Come gruppo di ebrei abbiamo anche avuto dei momenti di incontro di tipo religioso, anche se nessuno degli ebrei rifugiati a Rorà era particolarmente osservante; eravamo tutti ebrei, ma non rigidamente osservanti, non ortodossi. Comunque abbiamo cercato dì ricordare, nei limiti del possibile le solennità ebraiche e, in particolare, ricordo che, alla Pasqua del 1944, con un po’ di farina che si era riusciti a trovare (perché abbiamo anche sofferto la fame, non è che ci fosse grande abbondanza di viveri!) mia madre con la moglie dello scultore Terracini, con Carmela Levi, con le altre donne, preparò una specie di pane azzimo, com’è uso ebraico consumare a Pasqua. Queste azzime devono cuocere assolutamente senza lievitare e devono avere dei piccoli taglietti sulla superficie in modo da poter cuocere più facilmente: questi taglietti, queste incisioni, vennero fatte dallo scultore Terracini, una vera opera d’arte compiuta cosi, sul vivo, dallo scultore! Quelle azzime riuscirono veramente molto buone!

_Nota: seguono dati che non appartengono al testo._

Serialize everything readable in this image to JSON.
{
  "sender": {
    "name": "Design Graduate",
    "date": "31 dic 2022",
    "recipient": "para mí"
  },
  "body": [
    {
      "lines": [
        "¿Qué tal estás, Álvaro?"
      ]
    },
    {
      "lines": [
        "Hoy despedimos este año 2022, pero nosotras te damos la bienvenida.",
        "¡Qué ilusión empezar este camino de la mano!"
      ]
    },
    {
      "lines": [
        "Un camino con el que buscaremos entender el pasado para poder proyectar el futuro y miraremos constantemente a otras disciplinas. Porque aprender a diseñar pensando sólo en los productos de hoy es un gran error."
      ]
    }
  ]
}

I giorni della liberazione furono molto significativi e sono rimasti impressi in modo indelebile nel mio animo. Furono giornate di gioia, anche se forse, come ragazzina di 15 anni, non mi rendevo ancora ben conto del grande momento che stavamo vivendo. Comunque, quando si seppe della fuga dei tedeschi e della liberazione, i ragazzi del paese, e io insieme con loro, andammo prima alla chiesa cattolica e successivamente alla chiesa valdese a suonare le campane in segno di festa e di gioia. Ancora ricordo che, pochi giorni dopo, nella chiesa evangelica venne celebrato un culto di ringraziamento, che fu presieduto dal pastore Cipriano Toum, culto che si concluse, lo ricordo perfettamente, quando il pastore citò la celebre strofa manzoniana del Marzo 1821:

Oh giornate del nostro riscatto!
Oh dolente per sempre colui
che da lunge, dal labbro d’altrui,
come un uomo straniero le udrà!
che a’ suoi figli narrandole un giorno,
dovrà dir sospirando: «io non c’era»;
che la santa vittrice bandiera
salutata quel dì non avrà.

Quando poi potemmo lasciare l’esilio di Rorà e ritornare verso la bassa valle per riprendere le nostre attività, io i miei studi, i miei genitori il ]oro impegno di lavoro, non avevamo più una casa a Torino; ma mio padre riuscì a trovare due camere a Torre Pellice, non lontano dal Collegio valdese, dove ci trnsferimmo a metà di maggio.

Cosi stavano facendo anche le altre famiglie ebraiche ed allora il pastore Geymet organizzò nel teatrino di Rorà una festa di saluto per gli ebrei che partivano; fu una serata di grande commozione perché lasciavamo delle persone che si erano dimostrate per noi veramente amiche.

Il fatto stesso – lo ribadisco – che non ci avessero tradito, che ci avessero accolto tra loro, che avessimo condiviso le ansie, gli affanni, le angosce, i pericoli de’.la guerra e poi la gioia della liberazione ci ha uniti profondamente, tant’è vero che in tutti questi anni, questi quarantacinque anni, prima i miei genitori, poi la sottoscritta, mia sorella, tutti, anche gli altri ebrei di Rorà, siamo sempre ritornati tra i nostri amici rorenghi, proprio per dimostrare in modo tangibile la nostra riconoscenza, la nostra gratitudine per quello che loro avevano fatto per noi, soprattutto per non averci traditi e per non averci consegnati nelle mani dei nostri aguzzini.